(director: Anthony Mann; screenwriters: story by Edna Ferber/Arnold Schulman; cinematographer: Robert Surtees; editor: John D. Dunning; music: Franz Waxman; cast: Glenn Ford (Yancey ‘Cimarron’ Cravat ), Maria Schell (Sabra Cravat), Anne Baxter (Dixie Lee), Arthur O’Connell (Tom Wyatt), Russ Tamblyn (The Cherokee Kid), Mercedes McCambridge (Mrs. Sarah Wyatt); Runtime: 147; MPAA Rating: NR; producer: Edmund Grainger; MGM; 1960)
“Tedious remake of the 1931 Wesley Ruggles version of Edna Ferber’s classic.”
Reviewed by Dennis Schwartz
Tedious remake of the 1931 Wesley Ruggles version of Edna Ferber’s classic; it’s scripted by Arnold Schulman. It starts with the Oklahoma Land Rush on April 22, 1889, musing how amazing that in one afternoon a state will be created by settlers claiming stakes on former Indian land known as the Cherokee Strip. The film’s star Glenn Ford, as hot-headed cowboy Yancey Cravet, lays on the kitchen table of his immigrant wife Sabra’s (Maria Schell) wealthy parents’ eastern home, utensils and bakery goods to form a map to describe to the servants how the land grab will look.
Director Anthony Mann (“The Naked Spur”/”Winchester 73”) was sabotaged by the studio who unmercifully cut his film, shot it in the studio instead of on location as he wanted and even hired Reggie Callow to direct new scenes to try and clarify the ambiguous relationship between Ford and Schell.

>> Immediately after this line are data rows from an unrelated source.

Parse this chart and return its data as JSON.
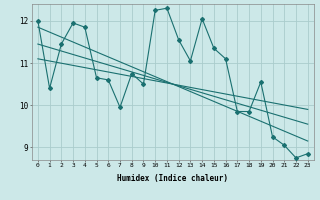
{
  "xlabel": "Humidex (Indice chaleur)",
  "ylabel": "",
  "bg_color": "#cce8e8",
  "grid_color": "#aacccc",
  "line_color": "#1a7070",
  "xlim": [
    -0.5,
    23.5
  ],
  "ylim": [
    8.7,
    12.4
  ],
  "xticks": [
    0,
    1,
    2,
    3,
    4,
    5,
    6,
    7,
    8,
    9,
    10,
    11,
    12,
    13,
    14,
    15,
    16,
    17,
    18,
    19,
    20,
    21,
    22,
    23
  ],
  "yticks": [
    9,
    10,
    11,
    12
  ],
  "main_x": [
    0,
    1,
    2,
    3,
    4,
    5,
    6,
    7,
    8,
    9,
    10,
    11,
    12,
    13,
    14,
    15,
    16,
    17,
    18,
    19,
    20,
    21,
    22,
    23
  ],
  "main_y": [
    12.0,
    10.4,
    11.45,
    11.95,
    11.85,
    10.65,
    10.6,
    9.95,
    10.75,
    10.5,
    12.25,
    12.3,
    11.55,
    11.05,
    12.05,
    11.35,
    11.1,
    9.85,
    9.85,
    10.55,
    9.25,
    9.05,
    8.75,
    8.85
  ],
  "trend1_x": [
    0,
    23
  ],
  "trend1_y": [
    11.85,
    9.15
  ],
  "trend2_x": [
    0,
    23
  ],
  "trend2_y": [
    11.45,
    9.55
  ],
  "trend3_x": [
    0,
    23
  ],
  "trend3_y": [
    11.1,
    9.9
  ]
}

The film reduces the pioneering experience all down to the Ford character’s wanderlust and distorts Ferber’s classic novel by laying on it an unnecessary psychological theme. For fans of the director, this film can be viewed as the transition between Mann’s classic Westerns of the 1950s and his epics in the 1960s such as El Cid.
Yancey and Sabra stake out a homestead and Yancey starts a frontier newspaper (Oklahoma Wigwam), which he soon proves he has no head for the business but she does. After this fast start, the film goes into a slow simmer for the next two-and-one-half-hours as it tells a dullish sentimental melodrama of the taming of the frontier. Under Sabra’s control of the newspaper, it grows into a huge business venture and important influence in the state. The more adventurous and idealistic Yancey, goes in a different direction from his wife, as he cashes in on his popularity as a gunfighter to become a recognizable popular figure. Conflicted over stealing further land from the Indians, Yancey spurns the offer to run for governor by oil magnate (Arthur O’Connell) because he would be obliged to approve of legislation that would steal more land from them. His wife it turns out is bias against the Indians, and dumps him when he turns down the chance to be governor. There are a series of killings, childbirths and a holdup, which add little but pad the story. About a decade later with Oklahoma now booming, the film concludes without uncovering anything important to say about settling Oklahoma or its soap opera characters.
The title song “Cimarron” is sung by The Roger Wagner Chorale.